XyWin can be configured to look like XyDOS--clean screen with command line at
the top--if you go through the Advanced/Preference menu. I personally think TTG
should have shipped the XyDOS look-and-feel as an installation option to help
people with the transistion.

The advantages of XyWin are mostly Windows related. If you're running other
Windows applications, it makes for easy task switching and Clipboarding. The
Random House Dictionary Thesaurus runs nicely, too. Printing is a breeze. XyWin
makes automatic backups of open windows, a feature that has saved me countless
times when the power has gone out or somebody has bumped the reset button on my
computer.

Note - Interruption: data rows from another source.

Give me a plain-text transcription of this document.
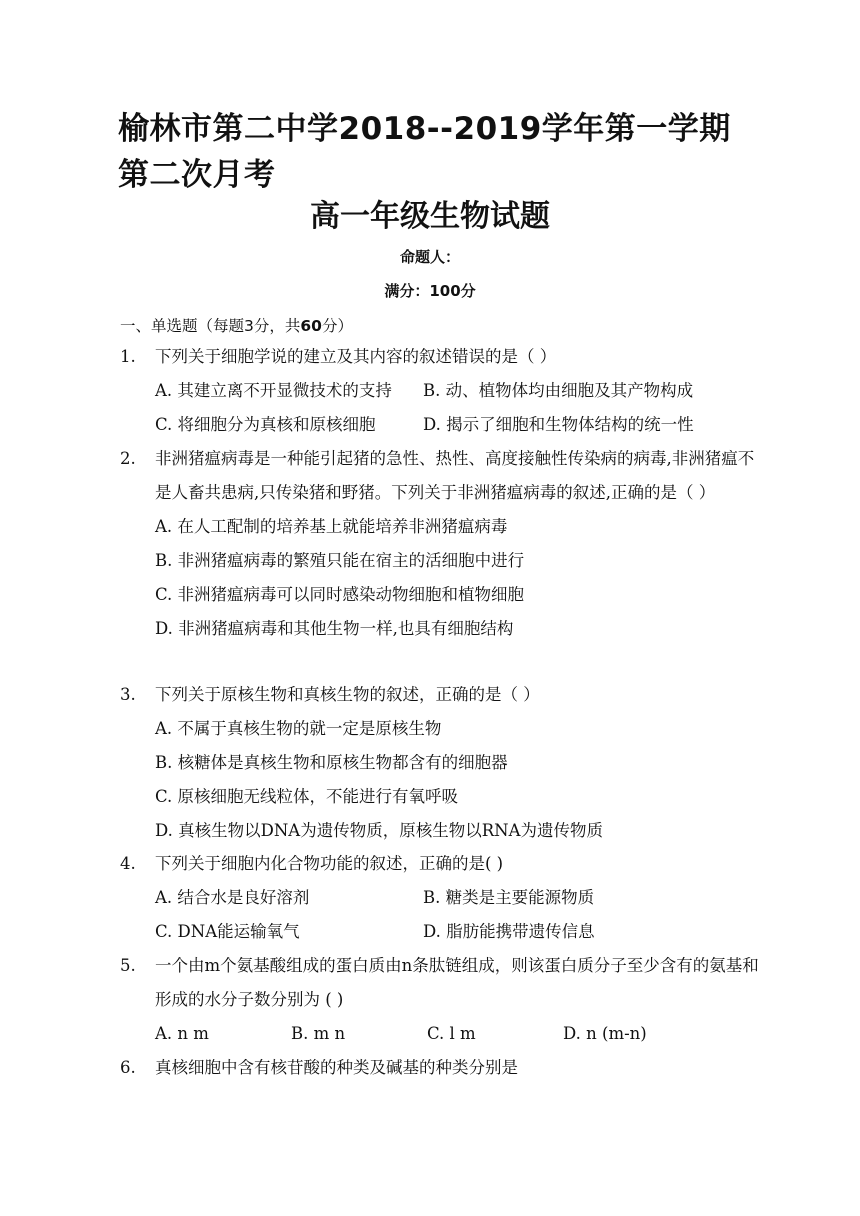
榆林市第二中学2018--2019学年第一学期
第二次月考
高一年级生物试题
命题人：
满分：100分
一、单选题（每题3分，共60分）
1.	下列关于细胞学说的建立及其内容的叙述错误的是（ ）
A. 其建立离不开显微技术的支持	B. 动、植物体均由细胞及其产物构成
C. 将细胞分为真核和原核细胞	D. 揭示了细胞和生物体结构的统一性
2.	非洲猪瘟病毒是一种能引起猪的急性、热性、高度接触性传染病的病毒,非洲猪瘟不是人畜共患病,只传染猪和野猪。下列关于非洲猪瘟病毒的叙述,正确的是（ ）
A. 在人工配制的培养基上就能培养非洲猪瘟病毒
B. 非洲猪瘟病毒的繁殖只能在宿主的活细胞中进行
C. 非洲猪瘟病毒可以同时感染动物细胞和植物细胞
D. 非洲猪瘟病毒和其他生物一样,也具有细胞结构
3.	下列关于原核生物和真核生物的叙述，正确的是（ ）
A. 不属于真核生物的就一定是原核生物
B. 核糖体是真核生物和原核生物都含有的细胞器
C. 原核细胞无线粒体，不能进行有氧呼吸
D. 真核生物以DNA为遗传物质，原核生物以RNA为遗传物质
4.	下列关于细胞内化合物功能的叙述，正确的是( )
A. 结合水是良好溶剂	B. 糖类是主要能源物质
C. DNA能运输氧气	D. 脂肪能携带遗传信息
5.	一个由m个氨基酸组成的蛋白质由n条肽链组成，则该蛋白质分子至少含有的氨基和形成的水分子数分别为 ( )
A. n m	B. m n	C. l m	D. n (m-n)
6.	真核细胞中含有核苷酸的种类及碱基的种类分别是
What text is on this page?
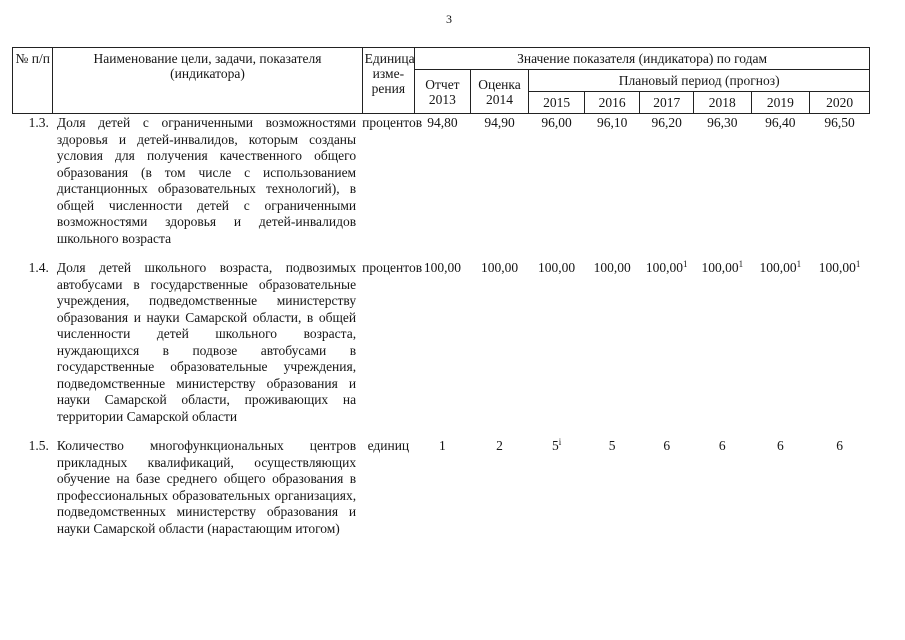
3
№ п/п	Наименование цели, задачи, показателя (индикатора)	Единица изме- рения	Значение показателя (индикатора) по годам							
			Отчет 2013	Оценка 2014	Плановый период (прогноз)					
					2015	2016	2017	2018	2019	2020
1.3.	Доля детей с ограниченными возможностями здоровья и детей-инвалидов, которым созданы условия для получения качественного общего образования (в том числе с использованием дистанционных образовательных технологий), в общей численности детей с ограниченными возможностями здоровья и детей-инвалидов школьного возраста	процентов	94,80	94,90	96,00	96,10	96,20	96,30	96,40	96,50
1.4.	Доля детей школьного возраста, подвозимых автобусами в государственные образовательные учреждения, подведомственные министерству образования и науки Самарской области, в общей численности детей школьного возраста, нуждающихся в подвозе автобусами в государственные образовательные учреждения, подведомственные министерству образования и науки Самарской области, проживающих на территории Самарской области	процентов	100,00	100,00	100,00	100,00	100,00$^1$	100,00$^1$	100,00$^1$	100,00$^1$
1.5.	Количество многофункциональных центров прикладных квалификаций, осуществляющих обучение на базе среднего общего образования в профессиональных образовательных организациях, подведомственных министерству образования и науки Самарской области (нарастающим итогом)	единиц	1	2	5$^i$	5	6	6	6	6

Most XPL programs and macros that I used under XyDOS work with XyWin.
XyWin also saves your most recent deletions and preserves the most recent
command line requests.

Drawbacks: The cusor looks the same in insert and overstrike. cc:Mail support
exists, but isn't seamless because you must key in name and password every time
you pass off from XyWin to cc:Mail, even if cc:Mail is on your desktop. (If
Kenneth Frank of TTG is listening in, I'm still waiting to hear from you on
this.) Other wordprocessors can be imported, but there is no autorecognition,
and Word 6 isn't supported.

Bottom Line: The best word processor is the one you know the best. I knew XyDOS
very well, so I'm predisposed to XyWin, even though I'll never conquer the
world with it. XyWin is a bother, but it's worth it.